Shoulder impingement is somewhat of a global term to describe problems with the rotator cuff. In the past, people with this type of problem were often given a diagnosis of “tendinitis” or “bursitis.” There are several types of shoulder impingement, and this post focuses on subacromial rotator cuff impingement. I discuss internal impingement, another common source of shoulder pain, especially in overhead athletes, in another post.
What is the rotator cuff?
The rotator cuff is a series of muscles that come off the shoulder blade that form tendons that travel under the acromion (the tip of the shoulder blade) to insert on the humeral head. Problems with the rotator cuff can range from Impingement on the acromion to a partial tear to a complete tear. In the case of shoulder impingement, the rotator cuff can get irritated as it rubs against the undersurface of the acromion. The bursa (the fluid–filled sac between the rotator cuff and the acromion) can get inflamed, causing shoulder pain. In addition, there can be some underlying tendinopathy, or area of intrinsic degeneration within the tendon, in one of the rotator cuff tendons. The overall constellation of problems creates a very painful shoulder.
Signs and symptoms of shoulder impingement
Athletes and other patients with shoulder impingement often complain of shoulder and upper arm pain. The pain is usually worse with activities. Specifically the patient will complain of pain with overhead activities, as well as pain reaching out away from the body or reaching behind the back. Often he or she will complain of pain that wakes him or her up at night.
Exam and tests for impingement
Examination by a sports medicine physician or shoulder surgeon can be helpful, as physical exam can help make the diagnosis. There are several impingement tests, which are examination maneuvers that put the shoulder in certain positions to recreate the symptoms, which can classically reproduce the pain. Rotator cuff strength testing can rule out a full rotator cuff tear. Occasionally the physician will inject lidocaine, a numbing medicine, into the space between the rotator cuff and the acromion to see if the pain goes away. X-rays are usually taken.

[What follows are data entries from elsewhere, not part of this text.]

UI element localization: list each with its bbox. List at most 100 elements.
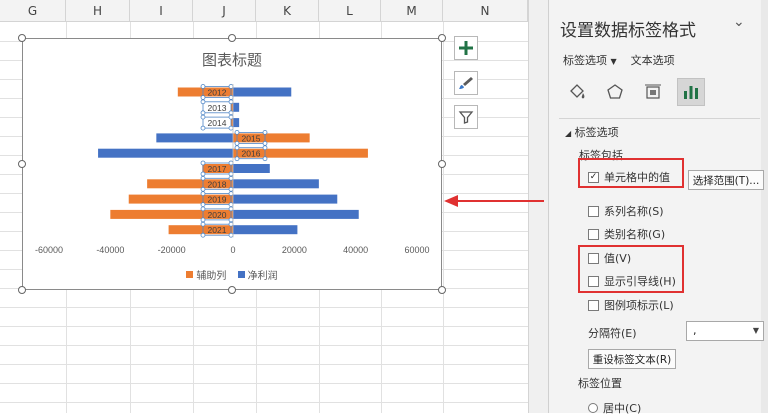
data-label-handle[interactable]: [200, 175, 206, 181]
data-label-handle[interactable]: [228, 99, 234, 105]
select-range-button[interactable]: 选择范围(T)...: [688, 170, 764, 190]
data-label-handle[interactable]: [200, 221, 206, 227]
chart-filters-button[interactable]: [454, 105, 478, 129]
bar-profit[interactable]: [233, 194, 338, 204]
section-label-options[interactable]: ◢ 标签选项: [565, 124, 619, 140]
data-label-handle[interactable]: [228, 202, 234, 208]
bar-chart-plot[interactable]: 2012 2013 2014 2015 2016 2017 2018 2019 2020 2021…: [23, 39, 443, 291]
checkbox-legend-key[interactable]: 图例项标示(L): [588, 297, 674, 313]
tab-label-options[interactable]: 标签选项 ▼: [563, 52, 617, 68]
data-label-handle[interactable]: [228, 160, 234, 166]
data-label-handle[interactable]: [262, 156, 268, 162]
data-label-handle[interactable]: [228, 171, 234, 177]
tab-text-options[interactable]: 文本选项: [631, 52, 675, 68]
separator-select[interactable]: , ▼: [686, 321, 764, 341]
data-label-handle[interactable]: [262, 141, 268, 146]
data-label-handle[interactable]: [228, 110, 234, 116]
data-label-handle[interactable]: [200, 99, 206, 105]
data-label-handle[interactable]: [200, 186, 206, 192]
data-label[interactable]: 2015: [242, 133, 261, 143]
data-label[interactable]: 2014: [208, 118, 227, 128]
data-label-handle[interactable]: [200, 206, 206, 212]
radio-center[interactable]: 居中(C): [588, 400, 641, 416]
data-label-handle[interactable]: [234, 145, 240, 151]
data-label[interactable]: 2012: [208, 88, 227, 98]
data-label[interactable]: 2013: [208, 103, 227, 113]
column-header-k[interactable]: K: [256, 0, 319, 22]
data-label-handle[interactable]: [234, 141, 240, 146]
fill-line-tab[interactable]: [563, 78, 591, 106]
bar-profit[interactable]: [233, 225, 298, 235]
chart-resize-handle[interactable]: [228, 286, 236, 294]
bar-profit[interactable]: [233, 102, 240, 112]
chevron-down-icon[interactable]: ⌄: [733, 14, 745, 30]
bar-profit[interactable]: [98, 148, 233, 158]
chart-styles-button[interactable]: [454, 71, 478, 95]
data-label-handle[interactable]: [200, 232, 206, 238]
bar-profit[interactable]: [233, 87, 292, 97]
data-label-handle[interactable]: [228, 84, 234, 89]
spreadsheet-area[interactable]: G H I J K L M N 图表标题 2012 2013 2014 2015 201…: [0, 0, 548, 413]
data-label-handle[interactable]: [228, 125, 234, 131]
chart-resize-handle[interactable]: [438, 34, 446, 42]
column-header-l[interactable]: L: [319, 0, 381, 22]
data-label-handle[interactable]: [228, 206, 234, 212]
data-label-handle[interactable]: [228, 217, 234, 223]
data-label-handle[interactable]: [200, 125, 206, 131]
chart-elements-button[interactable]: [454, 36, 478, 60]
data-label-handle[interactable]: [228, 186, 234, 192]
column-header-h[interactable]: H: [66, 0, 130, 22]
data-label-handle[interactable]: [200, 202, 206, 208]
checkbox-category-name[interactable]: 类别名称(G): [588, 226, 665, 242]
data-label[interactable]: 2019: [208, 195, 227, 205]
checkbox-leader-lines[interactable]: 显示引导线(H): [588, 273, 676, 289]
checkbox-series-name[interactable]: 系列名称(S): [588, 203, 664, 219]
column-header-n[interactable]: N: [443, 0, 528, 22]
data-label-handle[interactable]: [228, 114, 234, 120]
chart-resize-handle[interactable]: [18, 286, 26, 294]
data-label-handle[interactable]: [228, 95, 234, 100]
data-label-handle[interactable]: [262, 145, 268, 151]
column-header-j[interactable]: J: [193, 0, 256, 22]
data-label-handle[interactable]: [228, 232, 234, 238]
data-label-handle[interactable]: [200, 95, 206, 100]
checkbox-value[interactable]: 值(V): [588, 250, 631, 266]
bar-profit[interactable]: [233, 209, 359, 219]
bar-profit[interactable]: [233, 118, 240, 128]
effects-tab[interactable]: [601, 78, 629, 106]
data-label-handle[interactable]: [200, 160, 206, 166]
column-header-g[interactable]: G: [0, 0, 66, 22]
chart-resize-handle[interactable]: [18, 160, 26, 168]
data-label-handle[interactable]: [200, 110, 206, 116]
data-label-handle[interactable]: [200, 217, 206, 223]
column-header-m[interactable]: M: [381, 0, 443, 22]
chart-resize-handle[interactable]: [18, 34, 26, 42]
chart-resize-handle[interactable]: [438, 286, 446, 294]
data-label-handle[interactable]: [200, 191, 206, 197]
data-label-handle[interactable]: [200, 114, 206, 120]
data-label-handle[interactable]: [234, 156, 240, 162]
data-label-handle[interactable]: [234, 130, 240, 135]
pane-scrollbar[interactable]: [761, 0, 768, 413]
bar-profit[interactable]: [156, 133, 233, 143]
data-label-handle[interactable]: [262, 130, 268, 135]
chart-legend[interactable]: 辅助列 净利润: [23, 267, 441, 282]
data-label[interactable]: 2021: [208, 225, 227, 235]
size-properties-tab[interactable]: [639, 78, 667, 106]
data-label-handle[interactable]: [228, 175, 234, 181]
chart-resize-handle[interactable]: [228, 34, 236, 42]
data-label[interactable]: 2018: [208, 179, 227, 189]
data-label-handle[interactable]: [228, 191, 234, 197]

Occasionally these x-rays will show bone spurs or a sloping of the acromion which can cause pressure on the rotator cuff. If there is a concern for a full-thickness rotator cuff tear, an MRI might be performed.
Treatment of shoulder impingement
Treatment of rotator cuff impingement is, at least initially, nonsurgical. Rest from offending activities, ice, and anti-inflammatory medications can be helpful. Physical therapy can be very helpful, if not critical, to relieve the patient’s symptoms. Typically these are low-weight, high-repetition exercises in a variety of different positions to strengthen the rotator cuff and the surrounding muscles of the shoulder and upper back. Occasionally a cortisone shot into the subacromial space between the rotator cuff and the acromion can be helpful to augment the improvement produced with the physical therapy exercises.
When could you need surgery?
Occasionally shoulder surgery is needed as a last resort when the symptoms are not improving with nonsurgical treatment. Surgery usually entails arthroscopically looking at the rotator cuff, the subacromial bursa, and the undersurface of the acromion. The bursa is usually removed with an arthroscopic shaver, and the acromion is usually smoothed down with a burr to create space between the rotator cuff tendon and the acromion. With the scope, the surgeon looks throughout the shoulder to identify any other potential sources of pain as well. Rehabilitation after surgery involves aggressive physical therapy to improve range of motion and strength of the shoulder. Overall recovery can take several months, but the athlete can usually get back to full activity and sports, even throwing and overhead sports.